Umgang mit Veränderungen und Schuldgefühlen

Die Krankheit Depression kann einen Menschen völlig verändern. So ist es zum Beispiel möglich, dass Sie ihren früher unternehmungslustigen, interessierten Partner, ihre Partnerin kaum mehr erkennen. Plötzlich fällt ihm / ihr alles schwer. In ihrer Hilflosigkeit gegenüber der Depression entwickeln Angehörige selbst häufig Schuldgefühle oder gar Ärger über die Erkrankten. Hält die depressive Phase länger an, können sich auch bei den Angehörigen Überlastung und Erschöpfung einstellen.

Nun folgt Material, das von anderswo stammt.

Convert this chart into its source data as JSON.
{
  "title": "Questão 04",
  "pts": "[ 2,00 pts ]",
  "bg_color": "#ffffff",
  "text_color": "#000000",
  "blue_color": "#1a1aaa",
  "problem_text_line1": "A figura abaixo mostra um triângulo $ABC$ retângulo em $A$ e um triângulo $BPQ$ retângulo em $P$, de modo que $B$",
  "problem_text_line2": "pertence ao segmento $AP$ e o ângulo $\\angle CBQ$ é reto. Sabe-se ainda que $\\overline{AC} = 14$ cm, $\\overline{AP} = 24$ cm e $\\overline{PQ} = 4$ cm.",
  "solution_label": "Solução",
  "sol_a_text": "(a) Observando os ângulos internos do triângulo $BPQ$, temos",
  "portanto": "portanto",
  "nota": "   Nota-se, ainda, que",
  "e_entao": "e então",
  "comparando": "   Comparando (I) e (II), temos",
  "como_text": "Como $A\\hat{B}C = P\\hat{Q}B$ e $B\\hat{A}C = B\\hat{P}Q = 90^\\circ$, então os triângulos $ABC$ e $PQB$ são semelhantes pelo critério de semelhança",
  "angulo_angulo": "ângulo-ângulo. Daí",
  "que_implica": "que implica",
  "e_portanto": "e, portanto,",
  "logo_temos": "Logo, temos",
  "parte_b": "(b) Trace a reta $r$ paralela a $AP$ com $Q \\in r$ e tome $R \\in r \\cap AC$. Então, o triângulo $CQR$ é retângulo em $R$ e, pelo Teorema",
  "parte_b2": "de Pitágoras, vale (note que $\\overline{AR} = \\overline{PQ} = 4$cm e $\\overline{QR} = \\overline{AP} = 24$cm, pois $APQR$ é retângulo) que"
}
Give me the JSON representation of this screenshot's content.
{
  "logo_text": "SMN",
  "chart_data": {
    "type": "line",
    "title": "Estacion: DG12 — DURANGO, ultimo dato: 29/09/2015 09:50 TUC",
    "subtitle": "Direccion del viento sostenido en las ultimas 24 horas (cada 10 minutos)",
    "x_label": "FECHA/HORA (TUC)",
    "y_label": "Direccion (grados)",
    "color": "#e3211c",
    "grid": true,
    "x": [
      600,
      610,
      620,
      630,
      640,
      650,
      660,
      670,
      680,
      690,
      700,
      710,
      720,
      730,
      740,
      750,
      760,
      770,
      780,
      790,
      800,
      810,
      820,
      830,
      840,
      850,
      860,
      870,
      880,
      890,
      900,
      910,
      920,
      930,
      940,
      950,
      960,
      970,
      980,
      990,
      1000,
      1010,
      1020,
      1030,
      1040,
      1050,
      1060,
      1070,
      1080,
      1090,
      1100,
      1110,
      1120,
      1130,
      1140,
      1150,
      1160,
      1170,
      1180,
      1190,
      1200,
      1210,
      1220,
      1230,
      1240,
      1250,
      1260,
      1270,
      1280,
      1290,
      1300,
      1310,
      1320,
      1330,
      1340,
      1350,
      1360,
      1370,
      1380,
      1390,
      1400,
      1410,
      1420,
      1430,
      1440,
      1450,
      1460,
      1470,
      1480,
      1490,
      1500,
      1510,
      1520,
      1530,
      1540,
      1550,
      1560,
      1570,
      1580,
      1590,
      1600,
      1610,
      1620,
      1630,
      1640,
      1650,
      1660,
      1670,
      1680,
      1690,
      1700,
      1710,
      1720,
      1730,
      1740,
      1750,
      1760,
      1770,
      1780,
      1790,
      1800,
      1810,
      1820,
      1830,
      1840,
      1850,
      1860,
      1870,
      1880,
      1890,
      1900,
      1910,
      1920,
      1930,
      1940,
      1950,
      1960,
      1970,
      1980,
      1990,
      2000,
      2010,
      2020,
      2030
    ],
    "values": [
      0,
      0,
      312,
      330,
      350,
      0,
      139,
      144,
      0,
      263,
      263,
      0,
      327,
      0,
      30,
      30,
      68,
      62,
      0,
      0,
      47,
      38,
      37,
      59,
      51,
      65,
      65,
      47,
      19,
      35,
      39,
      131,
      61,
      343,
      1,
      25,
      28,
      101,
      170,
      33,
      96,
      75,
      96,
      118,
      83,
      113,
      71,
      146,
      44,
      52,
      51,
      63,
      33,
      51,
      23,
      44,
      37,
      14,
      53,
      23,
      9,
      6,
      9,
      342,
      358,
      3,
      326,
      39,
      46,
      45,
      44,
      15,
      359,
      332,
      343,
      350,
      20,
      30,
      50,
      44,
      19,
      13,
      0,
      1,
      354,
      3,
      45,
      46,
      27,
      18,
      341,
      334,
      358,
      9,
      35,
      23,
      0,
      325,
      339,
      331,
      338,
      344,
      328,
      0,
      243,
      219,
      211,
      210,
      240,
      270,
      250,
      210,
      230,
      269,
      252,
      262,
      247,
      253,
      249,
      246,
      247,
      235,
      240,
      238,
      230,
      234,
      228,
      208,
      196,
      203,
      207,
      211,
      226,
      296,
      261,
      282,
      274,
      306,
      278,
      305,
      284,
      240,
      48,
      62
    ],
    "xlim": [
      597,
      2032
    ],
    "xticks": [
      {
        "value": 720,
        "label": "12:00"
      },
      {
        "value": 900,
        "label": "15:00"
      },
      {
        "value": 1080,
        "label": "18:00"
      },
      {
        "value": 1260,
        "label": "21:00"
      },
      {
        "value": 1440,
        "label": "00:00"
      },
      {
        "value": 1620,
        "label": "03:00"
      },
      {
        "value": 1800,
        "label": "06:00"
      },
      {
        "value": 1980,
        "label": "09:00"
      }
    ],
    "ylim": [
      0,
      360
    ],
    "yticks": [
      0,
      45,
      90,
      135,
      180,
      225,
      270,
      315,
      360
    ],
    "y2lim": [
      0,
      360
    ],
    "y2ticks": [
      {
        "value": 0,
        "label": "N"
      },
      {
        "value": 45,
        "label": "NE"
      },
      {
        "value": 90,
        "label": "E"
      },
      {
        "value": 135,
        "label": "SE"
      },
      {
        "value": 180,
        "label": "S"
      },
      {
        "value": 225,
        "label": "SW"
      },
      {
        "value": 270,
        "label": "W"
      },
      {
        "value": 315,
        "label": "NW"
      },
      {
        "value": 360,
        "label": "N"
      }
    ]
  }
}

Depressive Menschen sehen die Schuld für ihr Befinden häufig bei sich und denken nicht an eine Erkrankung. Eine Depression ist behandelbar. Dazu braucht es Geduld, denn die Erkrankung bessert sich nur langsam und in kleinen Schritten. Unterstützen Sie wenn möglich den Betroffenen bei der Einhaltung der Therapie und eventuell der Medikamenteneinnahme. Einen Angehörigen über eine längere Zeit in seiner Depression zu begleiten braucht Kraft. Deshalb ist es wichtig, dass Sie Ihre Grenzen der Belastbarkeit erkennen und akzeptieren.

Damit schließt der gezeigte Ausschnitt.